Amici, un’esperienza da ripetere, nonostante i detrattori.

«Sono stato scritturato per il mio debutto in teatro in diretta televisiva da un direttore d’orchestra che mi ha sentito in tivù. Ancora non ero un cantante. Avevo la valigia in mano, una passione per il canto, ma quasi da autodidatta. La realtà è che non è un male andare in un luogo estremamente popolare per far sentire la musica classica. Adesso molti l’hanno capito, ma undici anni fa non c’era ancora questa cognizione e fu molto difficile. Mi piacerebbe vedere una donna mettersi in gioco come giovane soprano. Paradossalmente, Cecilia Bartoli, una star internazionale, è saltata fuori con Fantastico di Pippo Baudo. Oggi manca la voglia di far vedere questo mondo dall’interno, di mostrare come noi giovani viviamo la lirica. Se lo capissero, fiorirebbe anche il deserto.»

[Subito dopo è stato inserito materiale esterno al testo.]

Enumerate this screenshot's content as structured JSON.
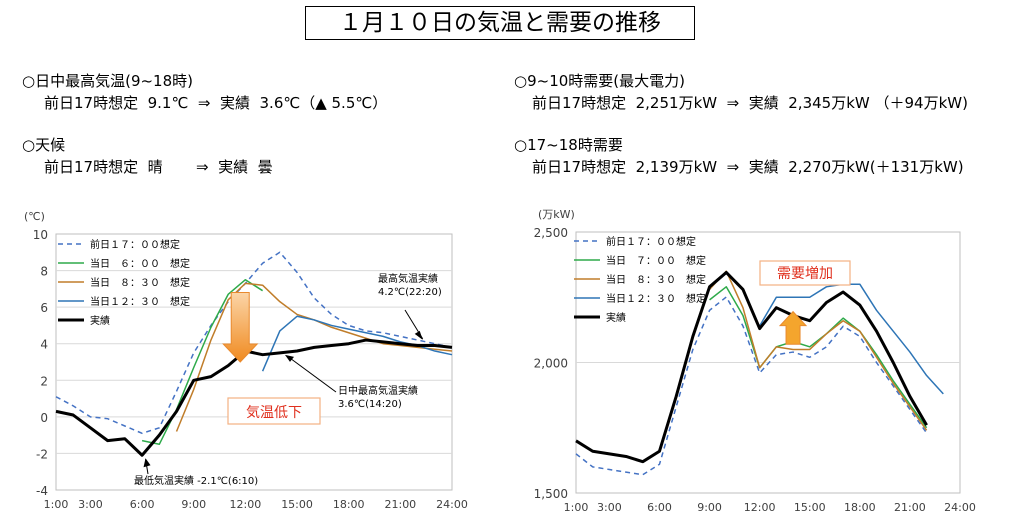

La lirica e il crossover sono due mondi diversi che meritano rispetto.

«Non penso che chi ascolta un brano crossover poi vada automaticamente in teatro a vedere un’opera lirica. Quando faccio un concerto solista mi sento libero al 100% di sperimentare. La persona che mi sente cantare “Quel grande albero”, o anche “Caruso” di Lucio Dalla, è la stessa persona che mi ascolterà interpretare “Una furtiva lagrima”, e allora forse avrà la voglia di venire a vedermi anche in teatro.»

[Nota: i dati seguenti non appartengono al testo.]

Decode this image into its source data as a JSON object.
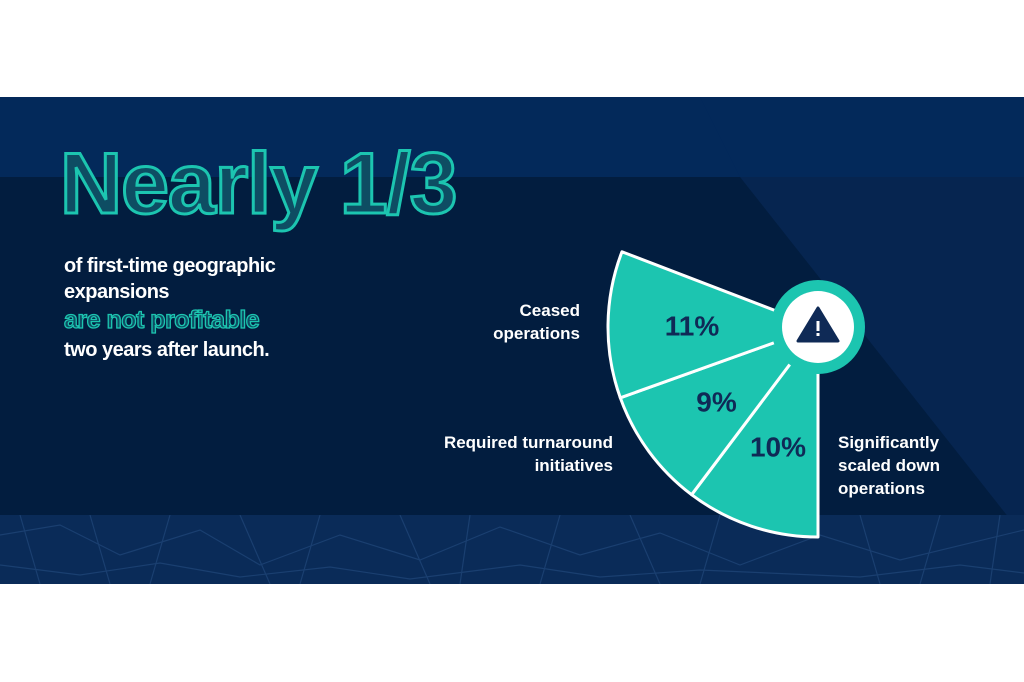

Bisogna sfatare gli stereotipi secondo cui l’opera è solo per l’élite.

«L’opera nasce per il popolo. Il teatro era un luogo di aggregazione sociale, era tutto fuorché l’élite. Giuseppe Verdi non è diventato l’immenso compositore che è perché faceva opere per pochi intenditori. La verità è che non siamo più abituati a educare le nostre orecchie.»

Note d’arte è un connubio tra il patrimonio materiale e immateriale.

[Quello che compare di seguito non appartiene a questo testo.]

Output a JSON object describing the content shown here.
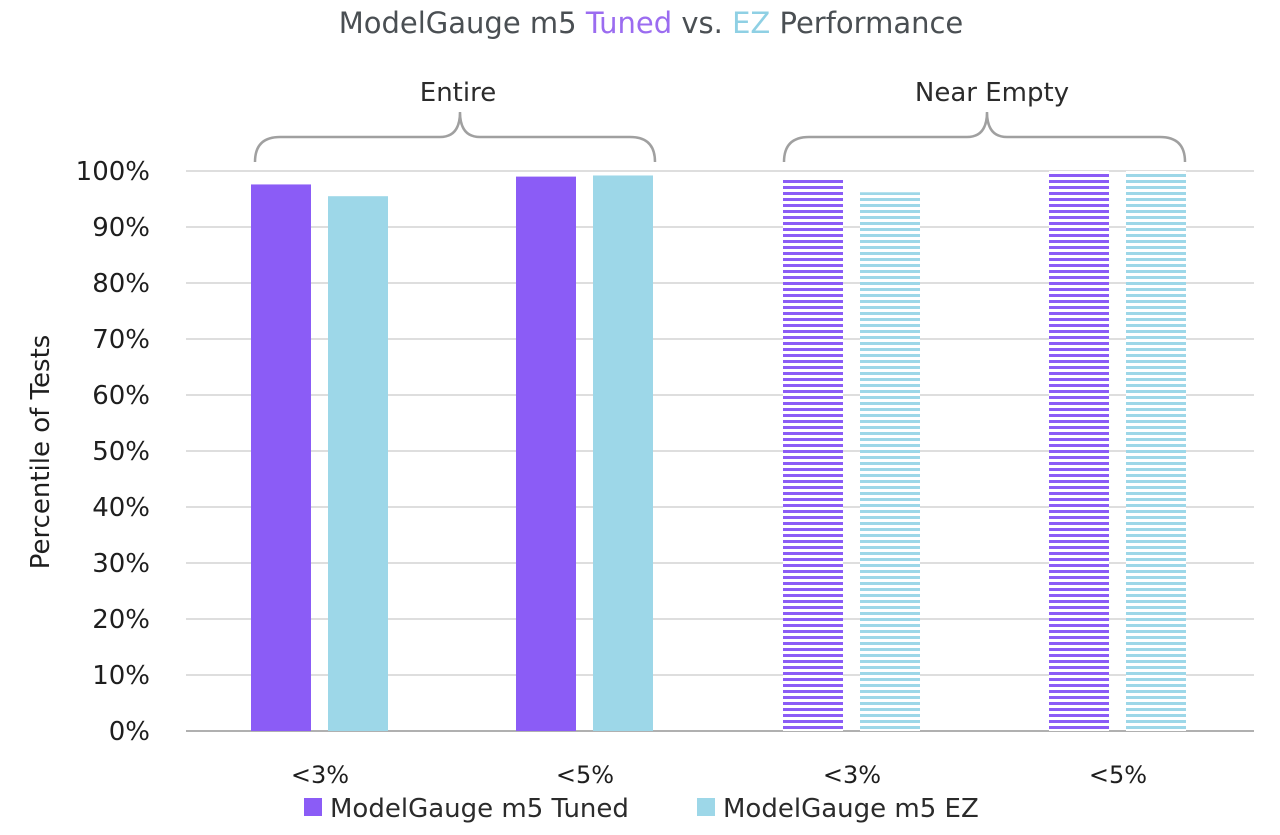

«L’idea è quella di portare la musica lirica in luoghi di grande valore storico e artistico. Nasce da me e da Mirca Rosciani, una cara amica e bravissima musicista con la quale ho un sodalizio artistico da tanti anni. Abbiamo ideato questo format iniziando con un primo video a Parma in febbraio, quand’era tutto chiuso per il lockdown, e due mesi dopo a Firenze, nel complesso di Santa Croce, in cui abbiamo registrato Note d’arte 2.»

L’opera è in continua evoluzione.

«Ho deciso di aprire un profilo Patreon dove caricare video musicali esclusivi registrati durante i miei eventi dal vivo, grazie alle riprese di una troupe che mi segue nelle performance live. Voglio metterli a disposizione di tutto il pubblico internazionale, di chi magari non ha la possibilità di andare fisicamente a un concerto. È come se fosse una mia televisione privata, un approccio diverso, insolito, molto interessante nel campo della lirica. È una piccola grande rivoluzione.»